Mark Lieberman at Language Log reported today on the Arizona law requiring educators to meet certain (rather vague) standards of English fluency in order to keep their jobs. This has widely been reported as an effort to crack down on “accented speech” in the classroom. The entire post is worth reading, as Lieberman attempts to suss out exactly what the law demands, but I thought the eight points submitted by the University of Arizona linguistics department to the Governor and Superintendant were worth citing here:
1. ‘Heavily accented’ speech is not the same as ‘unintelligible’ or ‘ungrammatical’ speech.
2. Speakers with strong foreign accents may nevertheless have mastered grammar and idioms of English as well as native speakers.
3. Teachers whose first language is Spanish may be able to teach English to Spanish‐speaking students better than teachers who don’t speak Spanish.
4. Exposure to many different speech styles, dialects and accents helps (and does not harm) the acquisition of a language.
5. It is helpful for all students (English language learners as well as native speakers) to be exposed to foreign‐accented speech as a part of their education.
6. There are many different ‘accents’ within English that can affect intelligibility, but the policy targets foreign accents and not dialects of English.
7. Communicating to students that foreign accented speech is ‘bad’ or ‘harmful’ is counterproductive to learning, and affirms pre‐existing patterns of linguistic bias and harmful ‘linguistic profiling’.
8. There is no such thing as ‘unaccented’ speech, and so policies aimed at eliminating accented speech from the classroom are paradoxical.
The statement, which is linked to Lieberman’s post, rigorously backs each of these points up with sources representing the best work in the linguistics field.
I’ve pointed out before just how our “what about the children” concerns about non-standard and emergent forms of English–like textspeak–reflect a not-so-subtle form of xenophobia (not to mention classism and ableism), but the Arizona law stands as a pretty blatant example of it.
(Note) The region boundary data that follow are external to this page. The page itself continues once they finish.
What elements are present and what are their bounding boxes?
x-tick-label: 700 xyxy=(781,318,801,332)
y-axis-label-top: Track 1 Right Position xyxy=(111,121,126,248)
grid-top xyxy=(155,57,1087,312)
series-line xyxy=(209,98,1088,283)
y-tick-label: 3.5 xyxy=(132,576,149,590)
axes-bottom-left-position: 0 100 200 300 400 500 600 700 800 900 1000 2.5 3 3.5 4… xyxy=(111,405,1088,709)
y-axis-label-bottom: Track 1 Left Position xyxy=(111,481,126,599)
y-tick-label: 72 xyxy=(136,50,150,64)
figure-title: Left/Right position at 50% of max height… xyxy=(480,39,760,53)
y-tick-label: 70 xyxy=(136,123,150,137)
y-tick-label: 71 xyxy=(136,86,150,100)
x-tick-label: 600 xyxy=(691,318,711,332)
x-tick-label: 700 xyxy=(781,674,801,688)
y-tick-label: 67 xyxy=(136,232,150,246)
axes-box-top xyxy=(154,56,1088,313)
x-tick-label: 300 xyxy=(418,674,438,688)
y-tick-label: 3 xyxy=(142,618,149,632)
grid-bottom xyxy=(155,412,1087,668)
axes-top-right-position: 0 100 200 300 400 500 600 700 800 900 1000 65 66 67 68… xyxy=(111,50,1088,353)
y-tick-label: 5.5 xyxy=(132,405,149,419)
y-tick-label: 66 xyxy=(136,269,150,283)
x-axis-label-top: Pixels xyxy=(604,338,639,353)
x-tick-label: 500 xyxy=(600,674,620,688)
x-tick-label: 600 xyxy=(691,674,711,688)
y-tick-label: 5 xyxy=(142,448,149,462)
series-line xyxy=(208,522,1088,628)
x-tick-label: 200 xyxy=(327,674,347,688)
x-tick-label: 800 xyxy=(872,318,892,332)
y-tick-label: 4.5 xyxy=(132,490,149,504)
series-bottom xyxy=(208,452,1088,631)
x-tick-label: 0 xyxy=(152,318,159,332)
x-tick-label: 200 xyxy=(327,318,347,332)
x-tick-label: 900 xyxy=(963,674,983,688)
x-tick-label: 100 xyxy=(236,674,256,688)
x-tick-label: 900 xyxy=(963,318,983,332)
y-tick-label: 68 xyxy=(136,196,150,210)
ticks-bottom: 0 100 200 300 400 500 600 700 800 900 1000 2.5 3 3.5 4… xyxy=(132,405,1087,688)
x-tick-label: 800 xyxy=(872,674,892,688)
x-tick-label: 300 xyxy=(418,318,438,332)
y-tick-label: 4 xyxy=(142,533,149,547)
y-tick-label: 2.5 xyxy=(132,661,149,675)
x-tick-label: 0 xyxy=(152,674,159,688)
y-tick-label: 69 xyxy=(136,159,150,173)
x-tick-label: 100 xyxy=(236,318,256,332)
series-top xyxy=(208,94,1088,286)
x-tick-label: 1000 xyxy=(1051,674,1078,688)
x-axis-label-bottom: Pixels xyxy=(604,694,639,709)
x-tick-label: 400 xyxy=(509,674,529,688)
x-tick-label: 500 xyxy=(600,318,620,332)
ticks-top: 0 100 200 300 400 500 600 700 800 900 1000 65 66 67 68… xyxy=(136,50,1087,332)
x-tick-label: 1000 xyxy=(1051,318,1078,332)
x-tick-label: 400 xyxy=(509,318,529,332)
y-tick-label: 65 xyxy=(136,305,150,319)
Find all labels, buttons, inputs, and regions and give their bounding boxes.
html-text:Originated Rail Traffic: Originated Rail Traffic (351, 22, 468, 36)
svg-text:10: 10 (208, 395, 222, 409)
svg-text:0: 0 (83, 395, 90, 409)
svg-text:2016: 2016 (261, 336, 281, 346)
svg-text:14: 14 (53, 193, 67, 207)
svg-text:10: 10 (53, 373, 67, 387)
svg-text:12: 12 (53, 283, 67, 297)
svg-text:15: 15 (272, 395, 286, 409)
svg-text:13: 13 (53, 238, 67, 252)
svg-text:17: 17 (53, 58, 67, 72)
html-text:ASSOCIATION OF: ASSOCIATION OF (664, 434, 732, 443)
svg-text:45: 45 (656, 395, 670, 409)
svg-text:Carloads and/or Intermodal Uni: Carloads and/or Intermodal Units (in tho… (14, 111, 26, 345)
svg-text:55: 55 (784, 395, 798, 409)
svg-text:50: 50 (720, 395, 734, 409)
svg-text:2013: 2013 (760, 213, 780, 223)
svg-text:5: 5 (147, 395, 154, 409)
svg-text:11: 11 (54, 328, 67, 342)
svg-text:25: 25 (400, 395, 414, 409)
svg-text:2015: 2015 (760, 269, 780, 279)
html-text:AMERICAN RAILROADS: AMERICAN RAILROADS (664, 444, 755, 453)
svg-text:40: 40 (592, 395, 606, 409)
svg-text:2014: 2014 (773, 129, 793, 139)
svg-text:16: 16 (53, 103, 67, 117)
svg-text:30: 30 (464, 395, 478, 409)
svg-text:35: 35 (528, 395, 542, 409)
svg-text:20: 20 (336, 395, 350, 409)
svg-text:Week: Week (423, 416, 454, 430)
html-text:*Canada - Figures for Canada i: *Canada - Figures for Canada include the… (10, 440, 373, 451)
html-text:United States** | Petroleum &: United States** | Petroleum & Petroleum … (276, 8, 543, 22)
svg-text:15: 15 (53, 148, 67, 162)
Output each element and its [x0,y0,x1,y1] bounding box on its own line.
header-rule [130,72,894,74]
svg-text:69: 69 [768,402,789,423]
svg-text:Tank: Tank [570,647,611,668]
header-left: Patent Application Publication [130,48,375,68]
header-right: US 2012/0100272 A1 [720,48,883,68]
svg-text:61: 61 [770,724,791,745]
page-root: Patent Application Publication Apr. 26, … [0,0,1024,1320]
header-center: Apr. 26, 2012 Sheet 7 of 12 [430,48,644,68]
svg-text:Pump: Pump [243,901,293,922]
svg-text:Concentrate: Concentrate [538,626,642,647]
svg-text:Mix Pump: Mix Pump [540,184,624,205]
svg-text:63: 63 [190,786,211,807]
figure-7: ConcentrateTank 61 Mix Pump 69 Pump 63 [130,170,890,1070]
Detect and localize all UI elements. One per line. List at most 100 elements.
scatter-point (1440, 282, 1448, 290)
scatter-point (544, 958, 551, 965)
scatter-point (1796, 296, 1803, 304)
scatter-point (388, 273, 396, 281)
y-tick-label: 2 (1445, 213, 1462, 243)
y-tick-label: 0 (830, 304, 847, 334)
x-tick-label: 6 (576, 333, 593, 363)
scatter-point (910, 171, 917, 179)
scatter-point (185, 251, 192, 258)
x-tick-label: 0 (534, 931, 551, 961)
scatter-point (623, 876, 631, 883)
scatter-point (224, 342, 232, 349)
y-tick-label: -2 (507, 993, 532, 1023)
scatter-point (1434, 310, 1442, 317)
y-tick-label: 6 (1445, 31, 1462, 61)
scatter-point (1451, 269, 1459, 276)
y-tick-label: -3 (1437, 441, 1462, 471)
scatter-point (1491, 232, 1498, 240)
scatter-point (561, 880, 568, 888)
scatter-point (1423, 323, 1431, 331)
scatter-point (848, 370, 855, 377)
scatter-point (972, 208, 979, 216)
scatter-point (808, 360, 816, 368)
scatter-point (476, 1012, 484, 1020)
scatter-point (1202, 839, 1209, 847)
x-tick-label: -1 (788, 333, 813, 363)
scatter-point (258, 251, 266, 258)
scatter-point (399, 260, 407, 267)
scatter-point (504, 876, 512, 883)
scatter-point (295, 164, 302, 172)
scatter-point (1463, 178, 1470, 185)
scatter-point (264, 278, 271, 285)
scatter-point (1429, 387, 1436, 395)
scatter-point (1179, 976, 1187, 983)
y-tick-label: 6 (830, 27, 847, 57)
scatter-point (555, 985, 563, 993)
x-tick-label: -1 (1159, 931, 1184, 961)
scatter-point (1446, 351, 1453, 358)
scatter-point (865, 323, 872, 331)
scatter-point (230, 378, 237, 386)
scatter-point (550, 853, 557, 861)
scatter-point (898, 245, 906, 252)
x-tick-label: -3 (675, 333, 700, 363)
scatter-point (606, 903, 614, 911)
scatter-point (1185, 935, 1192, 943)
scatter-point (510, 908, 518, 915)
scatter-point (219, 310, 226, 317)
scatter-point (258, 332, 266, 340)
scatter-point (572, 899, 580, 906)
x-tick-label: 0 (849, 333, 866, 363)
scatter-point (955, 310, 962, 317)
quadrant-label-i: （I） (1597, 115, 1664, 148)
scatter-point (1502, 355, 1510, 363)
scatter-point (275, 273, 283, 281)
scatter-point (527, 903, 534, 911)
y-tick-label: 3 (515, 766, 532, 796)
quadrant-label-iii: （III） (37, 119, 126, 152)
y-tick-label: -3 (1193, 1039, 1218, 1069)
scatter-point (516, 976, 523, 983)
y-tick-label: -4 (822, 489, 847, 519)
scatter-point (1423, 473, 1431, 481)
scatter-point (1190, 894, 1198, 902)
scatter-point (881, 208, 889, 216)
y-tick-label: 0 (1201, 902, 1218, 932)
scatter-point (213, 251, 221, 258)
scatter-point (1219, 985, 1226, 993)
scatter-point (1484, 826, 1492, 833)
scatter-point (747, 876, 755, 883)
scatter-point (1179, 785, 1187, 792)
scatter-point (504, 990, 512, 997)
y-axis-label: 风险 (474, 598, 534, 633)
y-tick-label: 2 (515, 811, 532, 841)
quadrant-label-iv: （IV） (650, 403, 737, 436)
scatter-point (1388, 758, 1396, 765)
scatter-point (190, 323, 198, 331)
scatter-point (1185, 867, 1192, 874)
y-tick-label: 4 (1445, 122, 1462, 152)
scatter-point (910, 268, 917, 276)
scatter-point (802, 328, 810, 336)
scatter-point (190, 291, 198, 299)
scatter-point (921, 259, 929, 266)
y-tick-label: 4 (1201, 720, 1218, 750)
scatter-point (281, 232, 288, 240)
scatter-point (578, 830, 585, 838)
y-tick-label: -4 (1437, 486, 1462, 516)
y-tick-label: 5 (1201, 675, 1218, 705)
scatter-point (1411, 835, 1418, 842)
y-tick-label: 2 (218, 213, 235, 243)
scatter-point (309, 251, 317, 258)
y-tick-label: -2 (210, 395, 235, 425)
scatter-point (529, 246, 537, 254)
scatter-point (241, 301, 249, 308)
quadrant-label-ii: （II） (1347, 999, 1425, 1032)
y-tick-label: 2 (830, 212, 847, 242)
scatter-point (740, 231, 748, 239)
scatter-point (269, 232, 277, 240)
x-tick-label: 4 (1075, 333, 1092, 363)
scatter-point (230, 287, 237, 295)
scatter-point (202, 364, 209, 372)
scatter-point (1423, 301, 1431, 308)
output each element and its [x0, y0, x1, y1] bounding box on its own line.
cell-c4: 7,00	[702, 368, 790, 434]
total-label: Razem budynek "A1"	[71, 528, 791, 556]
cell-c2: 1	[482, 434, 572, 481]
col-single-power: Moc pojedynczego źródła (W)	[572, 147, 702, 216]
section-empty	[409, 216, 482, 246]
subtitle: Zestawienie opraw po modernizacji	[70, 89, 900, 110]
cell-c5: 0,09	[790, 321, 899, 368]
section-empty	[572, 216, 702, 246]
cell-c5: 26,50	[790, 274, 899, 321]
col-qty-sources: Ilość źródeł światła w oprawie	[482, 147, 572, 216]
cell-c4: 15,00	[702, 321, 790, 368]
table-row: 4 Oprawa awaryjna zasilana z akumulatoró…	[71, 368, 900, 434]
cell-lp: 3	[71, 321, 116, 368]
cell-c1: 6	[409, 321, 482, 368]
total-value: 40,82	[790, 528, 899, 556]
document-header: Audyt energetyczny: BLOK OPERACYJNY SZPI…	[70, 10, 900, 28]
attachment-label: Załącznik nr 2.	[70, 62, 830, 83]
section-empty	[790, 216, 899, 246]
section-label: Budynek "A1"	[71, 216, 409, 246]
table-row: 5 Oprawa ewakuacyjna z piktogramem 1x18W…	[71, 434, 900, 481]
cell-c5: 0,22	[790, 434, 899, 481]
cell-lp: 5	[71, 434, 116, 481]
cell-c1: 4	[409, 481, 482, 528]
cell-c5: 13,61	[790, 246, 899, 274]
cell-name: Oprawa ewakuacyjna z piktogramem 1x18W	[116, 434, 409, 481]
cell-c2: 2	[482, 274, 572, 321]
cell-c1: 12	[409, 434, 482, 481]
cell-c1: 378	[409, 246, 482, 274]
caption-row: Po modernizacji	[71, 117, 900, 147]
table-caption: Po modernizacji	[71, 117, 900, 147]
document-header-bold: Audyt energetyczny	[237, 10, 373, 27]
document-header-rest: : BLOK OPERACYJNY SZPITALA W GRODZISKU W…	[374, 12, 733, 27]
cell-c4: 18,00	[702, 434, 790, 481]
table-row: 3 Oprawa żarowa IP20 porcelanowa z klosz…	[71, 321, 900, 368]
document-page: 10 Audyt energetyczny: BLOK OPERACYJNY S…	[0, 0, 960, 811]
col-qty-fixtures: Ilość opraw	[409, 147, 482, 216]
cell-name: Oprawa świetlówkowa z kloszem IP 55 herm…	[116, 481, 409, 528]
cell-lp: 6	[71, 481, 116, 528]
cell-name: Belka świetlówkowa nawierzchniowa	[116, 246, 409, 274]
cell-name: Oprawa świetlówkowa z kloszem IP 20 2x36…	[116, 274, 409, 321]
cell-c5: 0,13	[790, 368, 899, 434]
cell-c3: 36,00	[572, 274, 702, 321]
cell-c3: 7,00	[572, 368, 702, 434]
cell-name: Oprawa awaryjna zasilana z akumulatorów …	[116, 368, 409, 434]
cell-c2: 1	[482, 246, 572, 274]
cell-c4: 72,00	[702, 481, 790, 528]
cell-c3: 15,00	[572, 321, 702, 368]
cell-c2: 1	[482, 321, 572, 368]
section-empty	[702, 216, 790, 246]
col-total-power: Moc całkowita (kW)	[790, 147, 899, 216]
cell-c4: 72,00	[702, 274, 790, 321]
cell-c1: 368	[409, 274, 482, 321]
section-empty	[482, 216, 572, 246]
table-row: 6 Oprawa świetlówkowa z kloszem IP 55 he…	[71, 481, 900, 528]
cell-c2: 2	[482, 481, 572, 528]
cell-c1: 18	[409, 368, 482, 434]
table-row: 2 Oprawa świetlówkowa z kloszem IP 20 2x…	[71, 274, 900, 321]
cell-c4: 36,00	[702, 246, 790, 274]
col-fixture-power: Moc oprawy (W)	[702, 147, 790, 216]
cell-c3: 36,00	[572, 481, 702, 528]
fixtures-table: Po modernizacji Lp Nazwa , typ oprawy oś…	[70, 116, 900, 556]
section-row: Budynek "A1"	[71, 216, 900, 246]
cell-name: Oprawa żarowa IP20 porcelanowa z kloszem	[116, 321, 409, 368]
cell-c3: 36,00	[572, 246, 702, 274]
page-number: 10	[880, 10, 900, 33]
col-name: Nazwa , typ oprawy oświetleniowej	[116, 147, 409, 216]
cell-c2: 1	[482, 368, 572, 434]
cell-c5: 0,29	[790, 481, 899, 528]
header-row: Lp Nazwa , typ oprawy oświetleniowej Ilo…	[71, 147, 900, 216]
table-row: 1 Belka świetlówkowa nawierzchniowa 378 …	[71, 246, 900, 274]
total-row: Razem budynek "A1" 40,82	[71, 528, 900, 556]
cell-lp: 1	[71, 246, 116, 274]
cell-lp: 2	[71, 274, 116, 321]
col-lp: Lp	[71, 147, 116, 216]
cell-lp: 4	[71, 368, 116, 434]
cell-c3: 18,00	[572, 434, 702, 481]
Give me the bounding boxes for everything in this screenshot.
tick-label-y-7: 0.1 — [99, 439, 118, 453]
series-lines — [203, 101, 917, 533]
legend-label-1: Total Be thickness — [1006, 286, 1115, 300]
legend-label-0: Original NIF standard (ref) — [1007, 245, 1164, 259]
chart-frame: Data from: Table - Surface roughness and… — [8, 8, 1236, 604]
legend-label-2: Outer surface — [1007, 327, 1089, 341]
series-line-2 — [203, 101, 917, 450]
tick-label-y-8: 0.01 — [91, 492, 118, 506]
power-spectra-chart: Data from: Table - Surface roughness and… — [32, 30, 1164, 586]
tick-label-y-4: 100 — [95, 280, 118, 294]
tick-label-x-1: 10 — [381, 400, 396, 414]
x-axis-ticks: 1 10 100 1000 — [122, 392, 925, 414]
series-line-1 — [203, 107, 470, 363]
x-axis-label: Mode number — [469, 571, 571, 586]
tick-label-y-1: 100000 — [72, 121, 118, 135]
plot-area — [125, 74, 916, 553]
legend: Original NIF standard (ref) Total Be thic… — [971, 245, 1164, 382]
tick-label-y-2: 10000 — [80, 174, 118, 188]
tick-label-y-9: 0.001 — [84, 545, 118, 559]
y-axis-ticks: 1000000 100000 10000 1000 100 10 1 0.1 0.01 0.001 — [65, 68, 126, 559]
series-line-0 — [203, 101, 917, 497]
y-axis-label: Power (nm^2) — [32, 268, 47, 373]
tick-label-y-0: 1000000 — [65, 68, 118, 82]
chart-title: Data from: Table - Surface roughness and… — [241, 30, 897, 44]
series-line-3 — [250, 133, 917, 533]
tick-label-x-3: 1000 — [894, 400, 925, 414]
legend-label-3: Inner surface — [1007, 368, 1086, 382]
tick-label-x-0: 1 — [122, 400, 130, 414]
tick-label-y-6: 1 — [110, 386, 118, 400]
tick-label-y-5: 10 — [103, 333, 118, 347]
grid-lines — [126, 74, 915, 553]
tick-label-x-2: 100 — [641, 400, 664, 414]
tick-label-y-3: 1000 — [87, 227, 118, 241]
While I do believe that educators who are teaching English should be proficient in the language to the extent that they can be understood and communicate English-language concepts effectively, it simply is not correct to conflate accent with non-standard grammar or lack of intelligibility. If Arizona wished to apply their laws fairly–as Lieberman demonstrates–then they would have to reprimand or reassign white native English speakers who misuse words or speak “ungrammatically” as well, but that’s probably not going to happen. And as I have pointed out, enforcing draconian standards with regard to grammar are often a way of arbitrarily leveraging privilege as well.
Additionally, as Language Log commenters Jen Mc-Gahan and marie-lucie point out, most foreign language instructors in U.S. schools are not native speakers of that language. How are “fluency” standards established in those cases? Does their Spanish pronunciation/accent have to be able to pass muster in Mexico City? Every foreign language teacher at Evangelical High, where I went to school, was U.S.-American. They were masters of the grammar and, in some cases, idiom of the language they were teaching, but even my AP French teacher acknowledged that she does not speak perfect Parisian France and probably wouldn’t be understood in Canada or Senegal, both French speaking countries with different accents. Nevertheless, she was an excellent teacher, well versed in French literature and culture and effective at teaching us high school level French.
It is also worth pointing out that the teachers targeted by laws like this seem to be those teaching English to immigrant students. Perhaps that is an incorrect perception, but it seems to me that having a native Spanish speaker teaching English to native Spanish speakers presents the very same benefits and challenges as having a native English speaker teach French to native English speakers: the baseline level of mutual comfort in the common language can help the instructor to convey difficult grammatical concepts in the foreign language in an intelligible, helpful way.
Ultimately, before U.S.-Americans can address this problem objectively and effectively, we need to take a long, hard look at the intersections between racism and language bias in this country. Why is it, for example, that we insist that some English accents (British, Irish, New Englander, even Southern) are legitimate (and even charming!) and some are not? Why are we so very uncomfortable with non-native English speakers speaking amongst themselves in their own language? Why do we insist that immigrants assimilate linguistically effective immediately, when anyone who has taken a foreign language class knows that fluency take years to develop? And whose comfort/welfare are we really considering when we make those demands? The children for whom English-proficiency will not only impact their future career prospects but the degree to which they may experience marginalization? Or those of us who just don’t want to be reminded that Other People live here too and don’t want to work a little harder to understand the person sitting across the table or behind the lectern.
Update: From The Washington Post–Students learn a second language better if the instructor has the same accent as themselves.
Update II: From The Journal of Extension
Communication is a two-way process. Both the speaker and the listener have a responsibility for the act of communication. While different or foreign accents can sometimes interfere with the listener’s ability to understand the message, accents can conjure up negative evaluations of the speaker, reducing the listener’s willingness to accept their responsibility in the communication process. Sometimes, it becomes easy to say, “I simply can’t understand you,” placing full responsibility for the communication process on the speaker.